In a panel near the end of Farsight 2011, several panelists spoke about how the sheer quantity of information around us is affecting the way we think — and even how our brains are developing.

In a panel near the end of Farsight 2011, several search luminaries spoke about how the sheer quantity of information around us is affecting the way we think — and even how our brains are developing.

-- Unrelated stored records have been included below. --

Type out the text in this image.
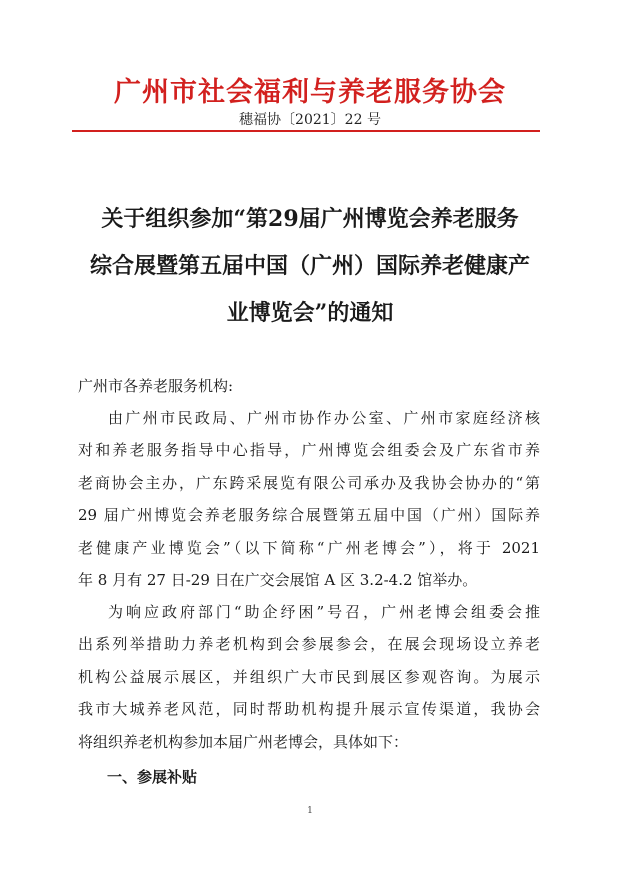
广州市社会福利与养老服务协会
穗福协〔2021〕22 号
关于组织参加“第29届广州博览会养老服务
综合展暨第五届中国（广州）国际养老健康产
业博览会”的通知
广州市各养老服务机构:
由广州市民政局、广州市协作办公室、广州市家庭经济核
对和养老服务指导中心指导，广州博览会组委会及广东省市养
老商协会主办，广东跨采展览有限公司承办及我协会协办的“第
29 届广州博览会养老服务综合展暨第五届中国（广州）国际养
老健康产业博览会”（以下简称“广州老博会”），将于 2021
年 8 月有 27 日-29 日在广交会展馆 A 区 3.2-4.2 馆举办。
为响应政府部门“助企纾困”号召，广州老博会组委会推
出系列举措助力养老机构到会参展参会，在展会现场设立养老
机构公益展示展区，并组织广大市民到展区参观咨询。为展示
我市大城养老风范，同时帮助机构提升展示宣传渠道，我协会
将组织养老机构参加本届广州老博会，具体如下：
一、参展补贴
1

UCLA neuroscience professor Gary Small, who gave a presentation earlier in the day about how the quality and depth of thought suffers in an age of excessive information, said that search engines are “training our brains to have a staccato quality of thought.  … We have the perception that we’re getting a lot done, that we’re really efficient, but it’s really just a perception.” Small says that while in the modern world we operate faster, much of our work is sloppier.

As a result, he said, information filters have become more and more important, he said. So much so that “the powermongers of the future are going to be the ones who control the filters.”

He also wondered how our brains will adapt to an increasing lack of face-to-face interaction:
“We’re all working around with a personalized computer that connects us to any person in the world,” he noted. “Our brains will get better at handling the technology—but will we use an old school kind of technology which is talking face to face … understanding verbal cues?”

23andMe board member Esther Dyson said that as we look forward “the word ‘search’ is almost meaningless.” Rather than just looking for information, we’re using the Web to manipulate the world around us, monitoring our DNA, finding out where buses are going, and even monitoring our body temperature. “If you know everything, what do you want to pay attention to?” she asked. “Our brains aren’t very good when there’s all this distraction around.”

Dyson said that in the future we really want search to start recognizing patterns; we want engines that are able to somehow predict that Egypt might be on the verge of revolution before it happens. The most interesting thing in the future of search technology, she said, is the push-pull that happens while we lose our privacy and the stuff that we want appears in front of us. “The filters will get better and search will get better, but if we ask the same old questions, we’ll get the same old stuff,” she said.